И, когда он наклонился к ней, лежавшей перед ним в постели, Ольга Петровна подняла свои красивые обнаженные руки, с признающейся и стыдливой улыбкой обвила ими его шею и привлекла к себе.
XV
Ирина снова терялась в догадках и не знала, чем объяснить отсутствие Митеньки Воейкова. Она старалась припомнить, не сделала ли она чего-нибудь такого, что могло подействовать на него дурно, — и ничего не могла найти.

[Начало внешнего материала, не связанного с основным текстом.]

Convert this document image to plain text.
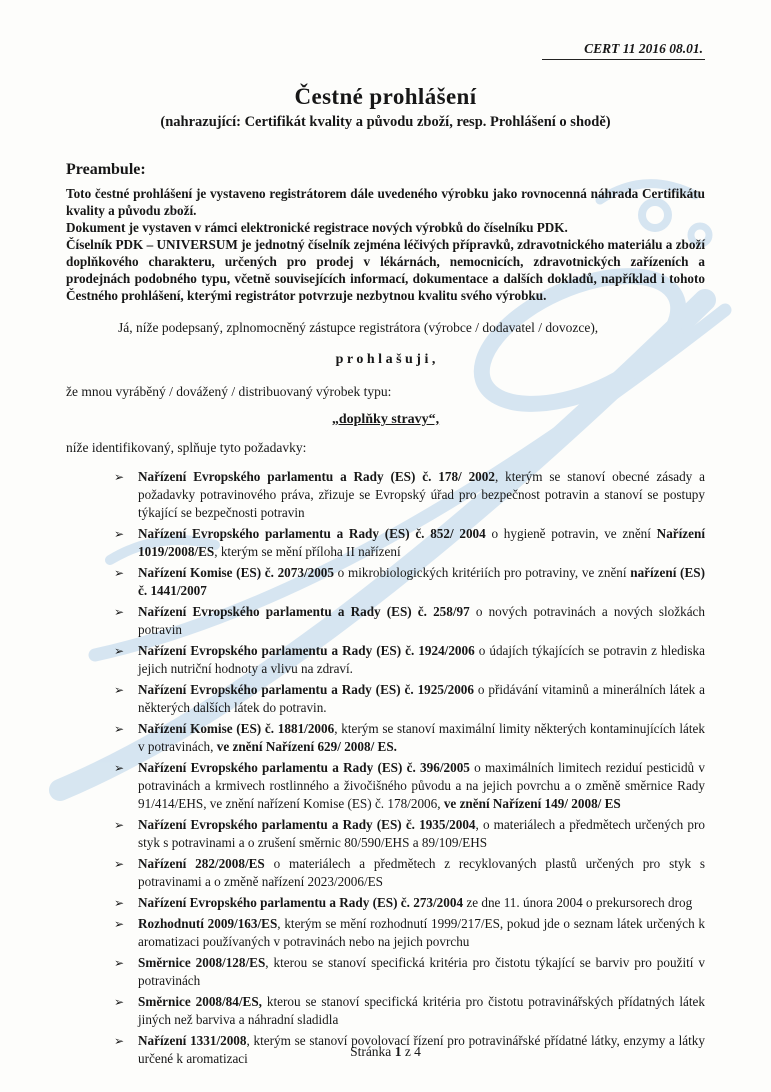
CERT 11 2016 08.01.
Čestné prohlášení
(nahrazující: Certifikát kvality a původu zboží, resp. Prohlášení o shodě)
Preambule:
Toto čestné prohlášení je vystaveno registrátorem dále uvedeného výrobku jako rovnocenná náhrada Certifikátu kvality a původu zboží.
Dokument je vystaven v rámci elektronické registrace nových výrobků do číselníku PDK.
Číselník PDK – UNIVERSUM je jednotný číselník zejména léčivých přípravků, zdravotnického materiálu a zboží doplňkového charakteru, určených pro prodej v lékárnách, nemocnicích, zdravotnických zařízeních a prodejnách podobného typu, včetně souvisejících informací, dokumentace a dalších dokladů, například i tohoto Čestného prohlášení, kterými registrátor potvrzuje nezbytnou kvalitu svého výrobku.

Já, níže podepsaný, zplnomocněný zástupce registrátora (výrobce / dodavatel / dovozce),

p r o h l a š u j i ,

že mnou vyráběný / dovážený / distribuovaný výrobek typu:

„doplňky stravy“,

níže identifikovaný, splňuje tyto požadavky:

➢ Nařízení Evropského parlamentu a Rady (ES) č. 178/ 2002, kterým se stanoví obecné zásady a požadavky potravinového práva, zřizuje se Evropský úřad pro bezpečnost potravin a stanoví se postupy týkající se bezpečnosti potravin
➢ Nařízení Evropského parlamentu a Rady (ES) č. 852/ 2004 o hygieně potravin, ve znění Nařízení 1019/2008/ES, kterým se mění příloha II nařízení
➢ Nařízení Komise (ES) č. 2073/2005 o mikrobiologických kritériích pro potraviny, ve znění nařízení (ES) č. 1441/2007
➢ Nařízení Evropského parlamentu a Rady (ES) č. 258/97 o nových potravinách a nových složkách potravin
➢ Nařízení Evropského parlamentu a Rady (ES) č. 1924/2006 o údajích týkajících se potravin z hlediska jejich nutriční hodnoty a vlivu na zdraví.
➢ Nařízení Evropského parlamentu a Rady (ES) č. 1925/2006 o přidávání vitaminů a minerálních látek a některých dalších látek do potravin.
➢ Nařízení Komise (ES) č. 1881/2006, kterým se stanoví maximální limity některých kontaminujících látek v potravinách, ve znění Nařízení 629/ 2008/ ES.
➢ Nařízení Evropského parlamentu a Rady (ES) č. 396/2005 o maximálních limitech reziduí pesticidů v potravinách a krmivech rostlinného a živočišného původu a na jejich povrchu a o změně směrnice Rady 91/414/EHS, ve znění nařízení Komise (ES) č. 178/2006, ve znění Nařízení 149/ 2008/ ES
➢ Nařízení Evropského parlamentu a Rady (ES) č. 1935/2004, o materiálech a předmětech určených pro styk s potravinami a o zrušení směrnic 80/590/EHS a 89/109/EHS
➢ Nařízení 282/2008/ES o materiálech a předmětech z recyklovaných plastů určených pro styk s potravinami a o změně nařízení 2023/2006/ES
➢ Nařízení Evropského parlamentu a Rady (ES) č. 273/2004 ze dne 11. února 2004 o prekursorech drog
➢ Rozhodnutí 2009/163/ES, kterým se mění rozhodnutí 1999/217/ES, pokud jde o seznam látek určených k aromatizaci používaných v potravinách nebo na jejich povrchu
➢ Směrnice 2008/128/ES, kterou se stanoví specifická kritéria pro čistotu týkající se barviv pro použití v potravinách
➢ Směrnice 2008/84/ES, kterou se stanoví specifická kritéria pro čistotu potravinářských přídatných látek jiných než barviva a náhradní sladidla
➢ Nařízení 1331/2008, kterým se stanoví povolovací řízení pro potravinářské přídatné látky, enzymy a látky určené k aromatizaci	Stránka 1 z 4
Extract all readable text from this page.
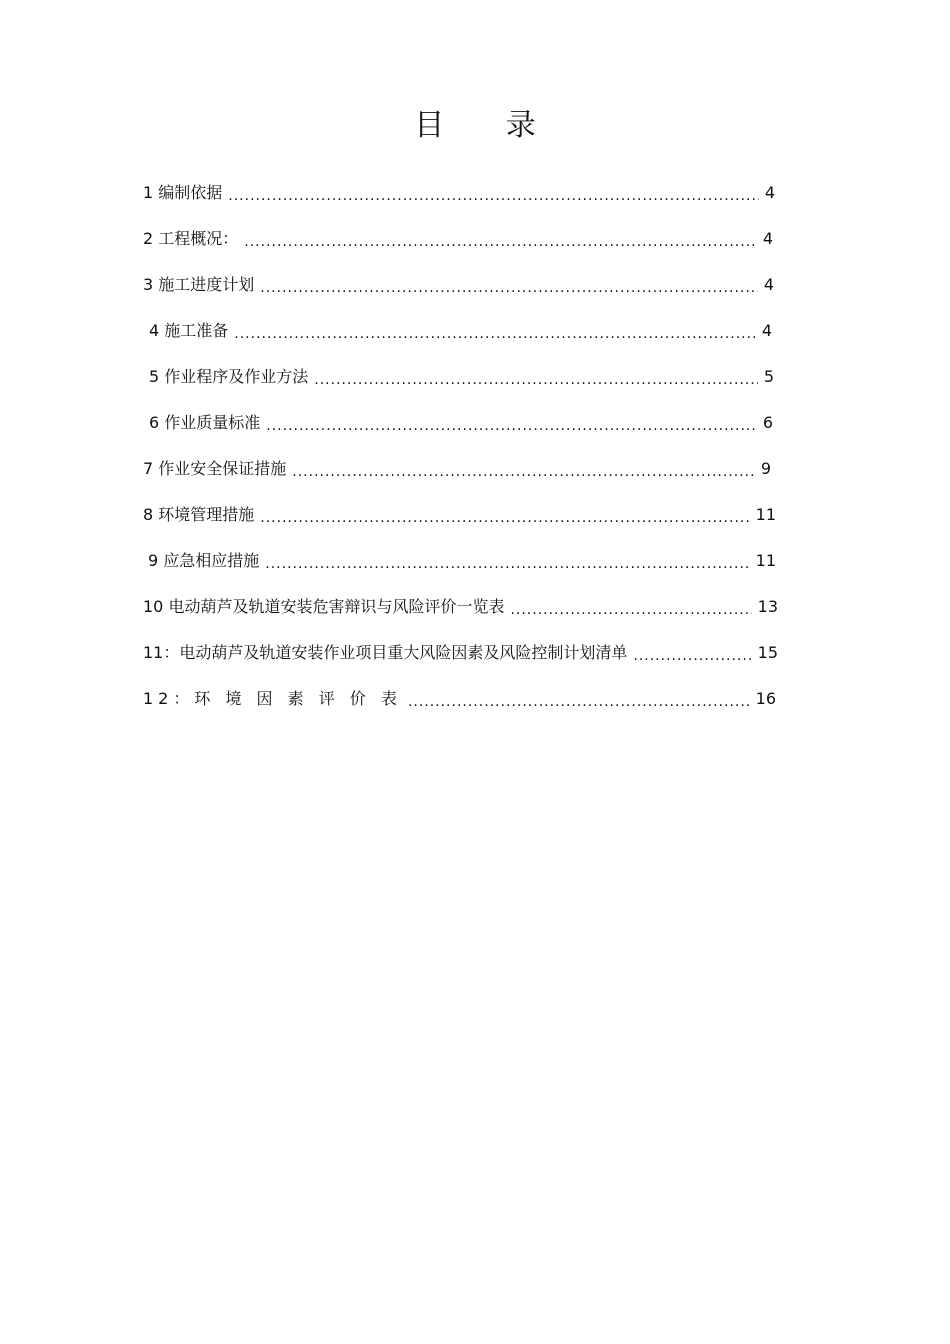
目 录
1 编制依据 .....	4
2 工程概况： .....	4
3 施工进度计划 .....	4
4 施工准备 .....	4
5 作业程序及作业方法 .....	5
6 作业质量标准 .....	6
7 作业安全保证措施 .....	9
8 环境管理措施 .....	11
9 应急相应措施 .....	11
10 电动葫芦及轨道安装危害辩识与风险评价一览表 .....	13
11：电动葫芦及轨道安装作业项目重大风险因素及风险控制计划清单 .....	15
12：环 境 因 素 评 价 表 .....	16
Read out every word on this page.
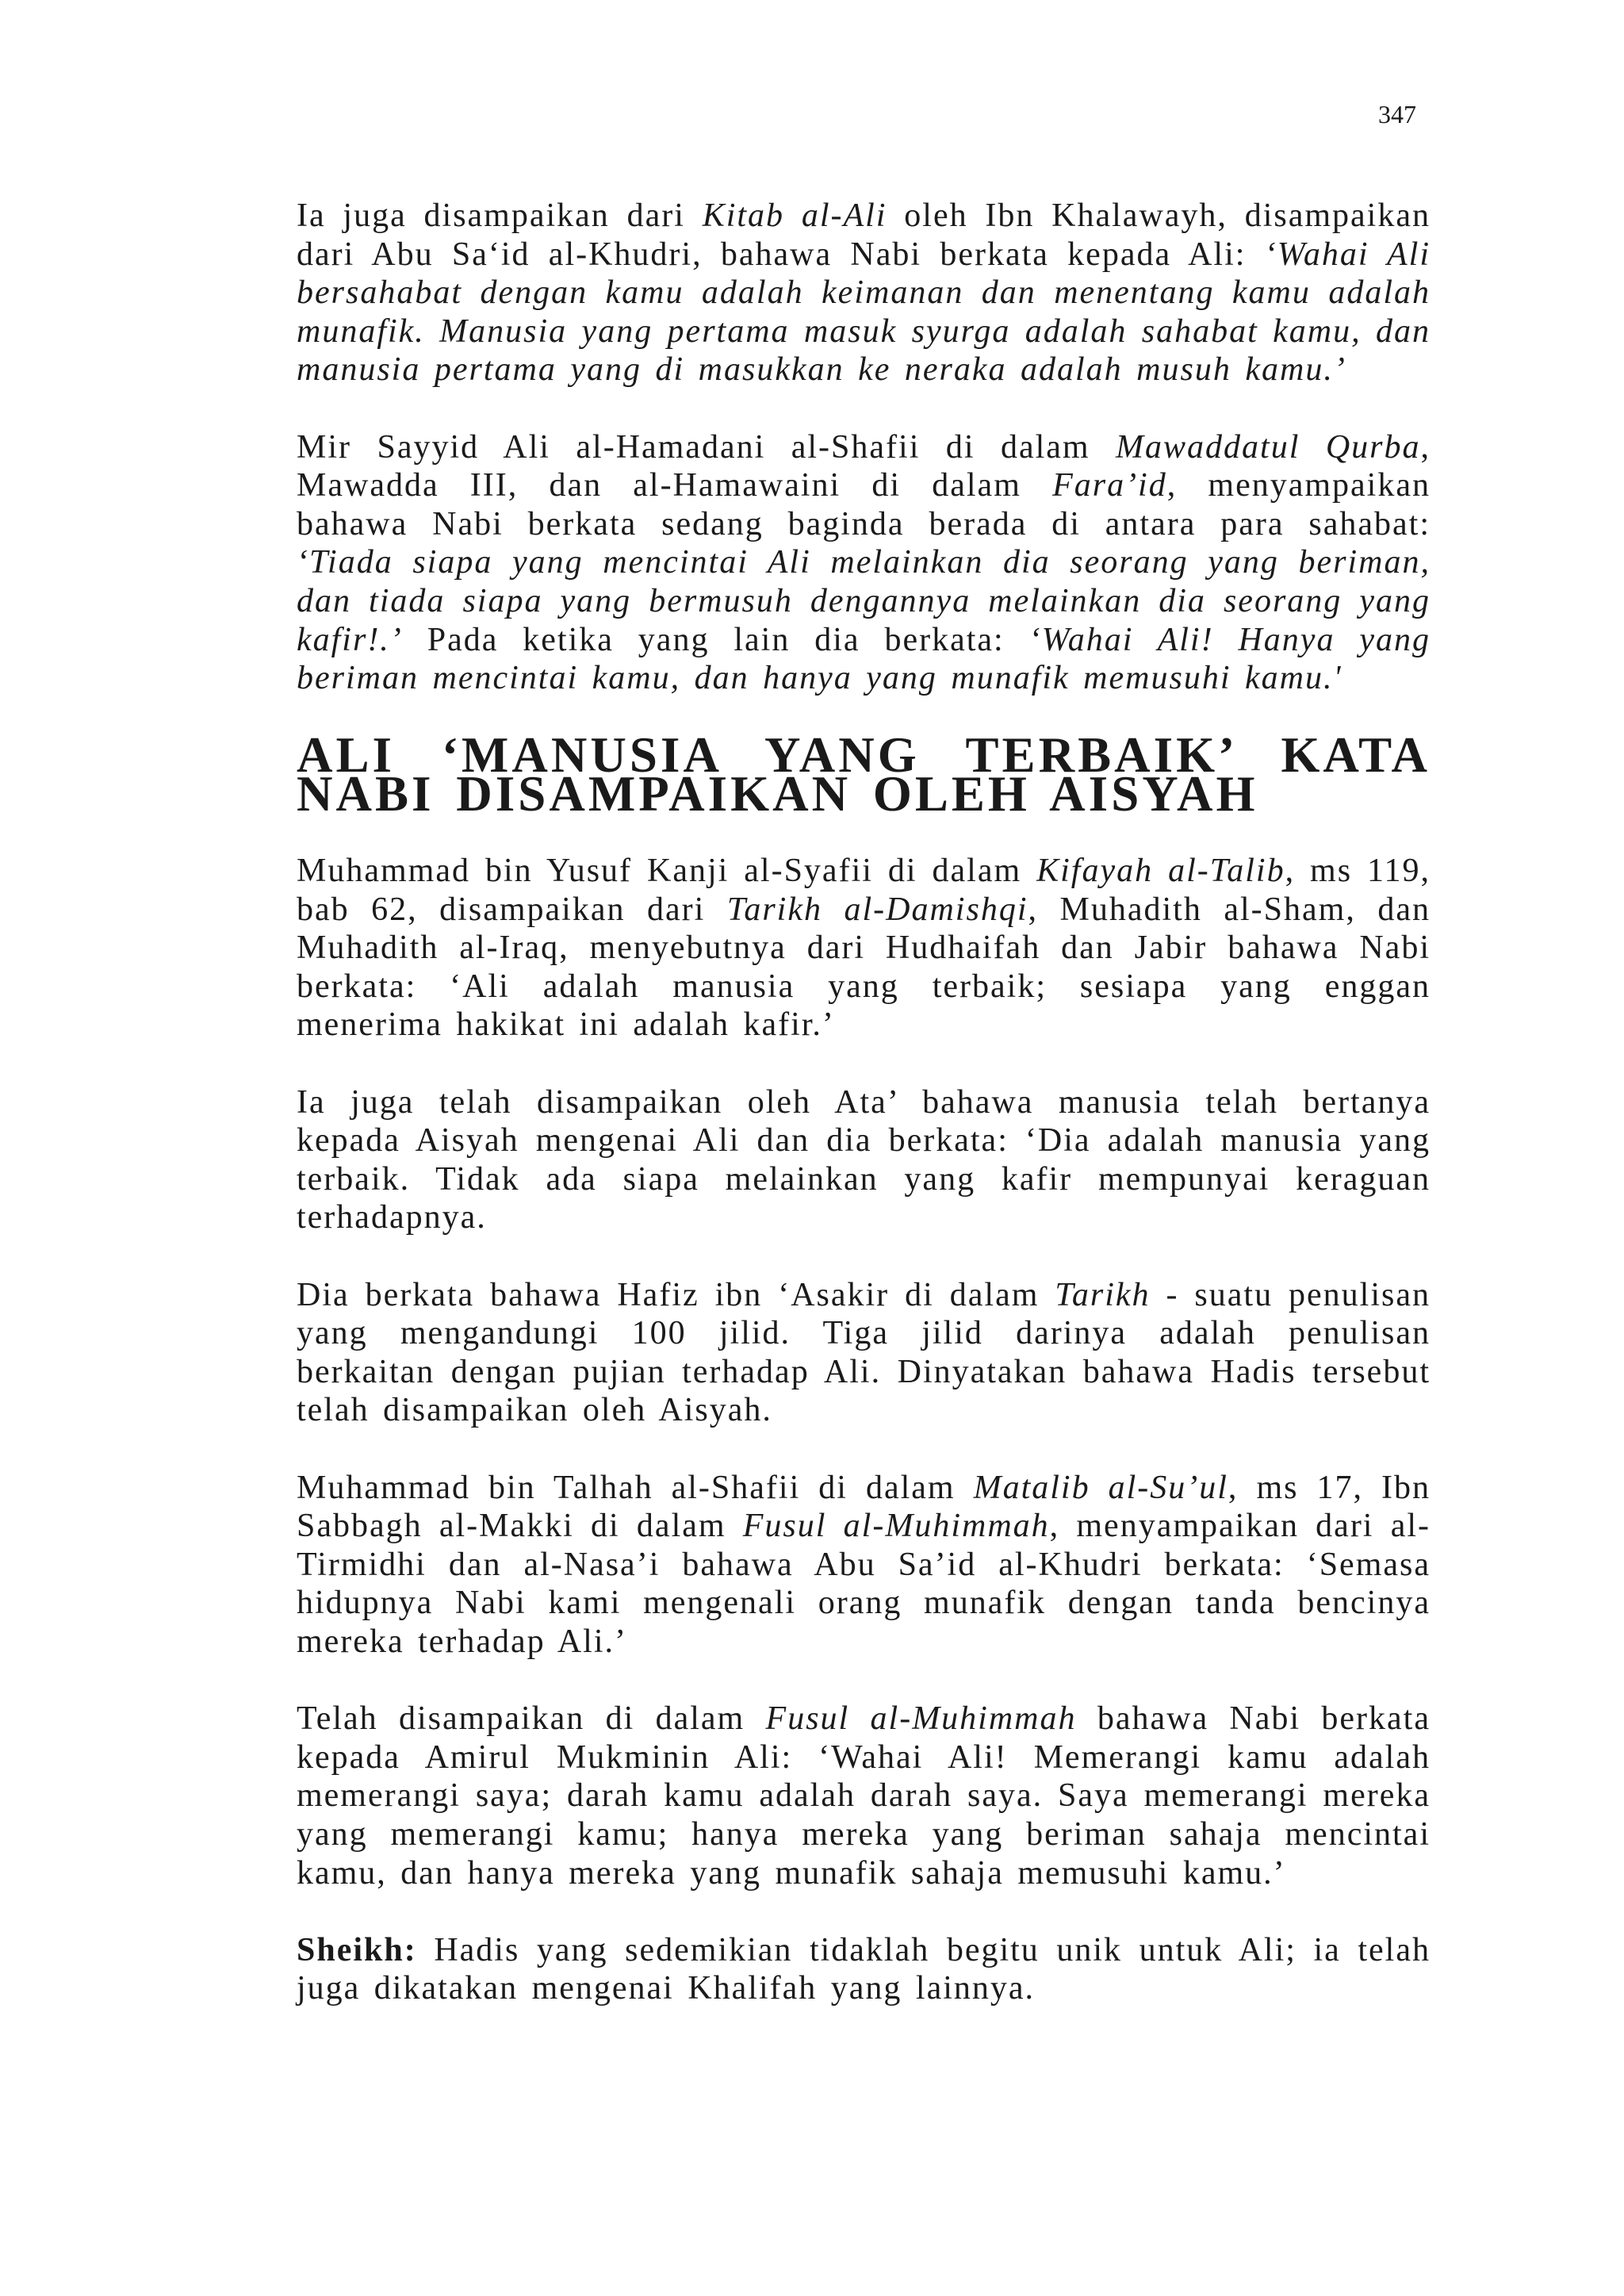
347

Ia juga disampaikan dari Kitab al-Ali oleh Ibn Khalawayh, disampaikan dari Abu Sa‘id al-Khudri, bahawa Nabi berkata kepada Ali: ‘Wahai Ali bersahabat dengan kamu adalah keimanan dan menentang kamu adalah munafik. Manusia yang pertama masuk syurga adalah sahabat kamu, dan manusia pertama yang di masukkan ke neraka adalah musuh kamu.’

Mir Sayyid Ali al-Hamadani al-Shafii di dalam Mawaddatul Qurba, Mawadda III, dan al-Hamawaini di dalam Fara’id, menyampaikan bahawa Nabi berkata sedang baginda berada di antara para sahabat: ‘Tiada siapa yang mencintai Ali melainkan dia seorang yang beriman, dan tiada siapa yang bermusuh dengannya melainkan dia seorang yang kafir!.’ Pada ketika yang lain dia berkata: ‘Wahai Ali! Hanya yang beriman mencintai kamu, dan hanya yang munafik memusuhi kamu.'

ALI ‘MANUSIA YANG TERBAIK’ KATA NABI DISAMPAIKAN OLEH AISYAH

Muhammad bin Yusuf Kanji al-Syafii di dalam Kifayah al-Talib, ms 119, bab 62, disampaikan dari Tarikh al-Damishqi, Muhadith al-Sham, dan Muhadith al-Iraq, menyebutnya dari Hudhaifah dan Jabir bahawa Nabi berkata: ‘Ali adalah manusia yang terbaik; sesiapa yang enggan menerima hakikat ini adalah kafir.’

Ia juga telah disampaikan oleh Ata’ bahawa manusia telah bertanya kepada Aisyah mengenai Ali dan dia berkata: ‘Dia adalah manusia yang terbaik. Tidak ada siapa melainkan yang kafir mempunyai keraguan terhadapnya.

Dia berkata bahawa Hafiz ibn ‘Asakir di dalam Tarikh - suatu penulisan yang mengandungi 100 jilid. Tiga jilid darinya adalah penulisan berkaitan dengan pujian terhadap Ali. Dinyatakan bahawa Hadis tersebut telah disampaikan oleh Aisyah.

Muhammad bin Talhah al-Shafii di dalam Matalib al-Su’ul, ms 17, Ibn Sabbagh al-Makki di dalam Fusul al-Muhimmah, menyampaikan dari al-Tirmidhi dan al-Nasa’i bahawa Abu Sa’id al-Khudri berkata: ‘Semasa hidupnya Nabi kami mengenali orang munafik dengan tanda bencinya mereka terhadap Ali.’

Telah disampaikan di dalam Fusul al-Muhimmah bahawa Nabi berkata kepada Amirul Mukminin Ali: ‘Wahai Ali! Memerangi kamu adalah memerangi saya; darah kamu adalah darah saya. Saya memerangi mereka yang memerangi kamu; hanya mereka yang beriman sahaja mencintai kamu, dan hanya mereka yang munafik sahaja memusuhi kamu.’

Sheikh: Hadis yang sedemikian tidaklah begitu unik untuk Ali; ia telah juga dikatakan mengenai Khalifah yang lainnya.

Она стала нервна, сосредоточенна, часто сидела в углу дивана в своей комнате, остановив глаза на одной точке. Всякое обращение к ней домашних раздражало ее.
Она вспыхивала из-за пустяков, а потом плакала от своей несдержанности.
Маруся, всегда оживленная, веселая, раздражала ее своим видом, своей жизнерадостностью и легкостью.
Ирина часто сидела неподвижно в углу дивана, смотрела, как Маруся, присев на край стула, прикалывала бантик к волосам, по нескольку раз переменяя его и повертывая так и этак голову, — и чувствовала поднимавшееся в себе раздражение, которого не могла в себе побороть.
— Чего ты все злишься?! — сказала один раз Маруся, поймав взгляд сестры, которая сидела в углу дивана, поджав под себя ноги и покрыв их платьем.
Ирина молчала и смотрела на сестру.
— Злючка, противная! — сказала Маруся.
Она достала пудру из коробочки, припудрила нос и убежала. Ирина встала, подошла к зеркалу и, положив сцепленные в пальцах руки на голову, придавила ими волосы, как будто от мучительной боли, бессильно бросила руки и глубоко вздохнула.
Она чувствовала себя несчастной от своего одиночества и не умела, даже из-за какого-то болезненного упрямства не хотела, из него выйти.
И, когда она видела бегавшие по площадке за цветником белые девичьи и мужские фигуры, слышала звонкий молодой смех, ей становилось так больно от своего одиночества, что хотелось плакать. Она презирала их всех за пустоту, как она мысленно себе определяла, а сама не могла ничего делать.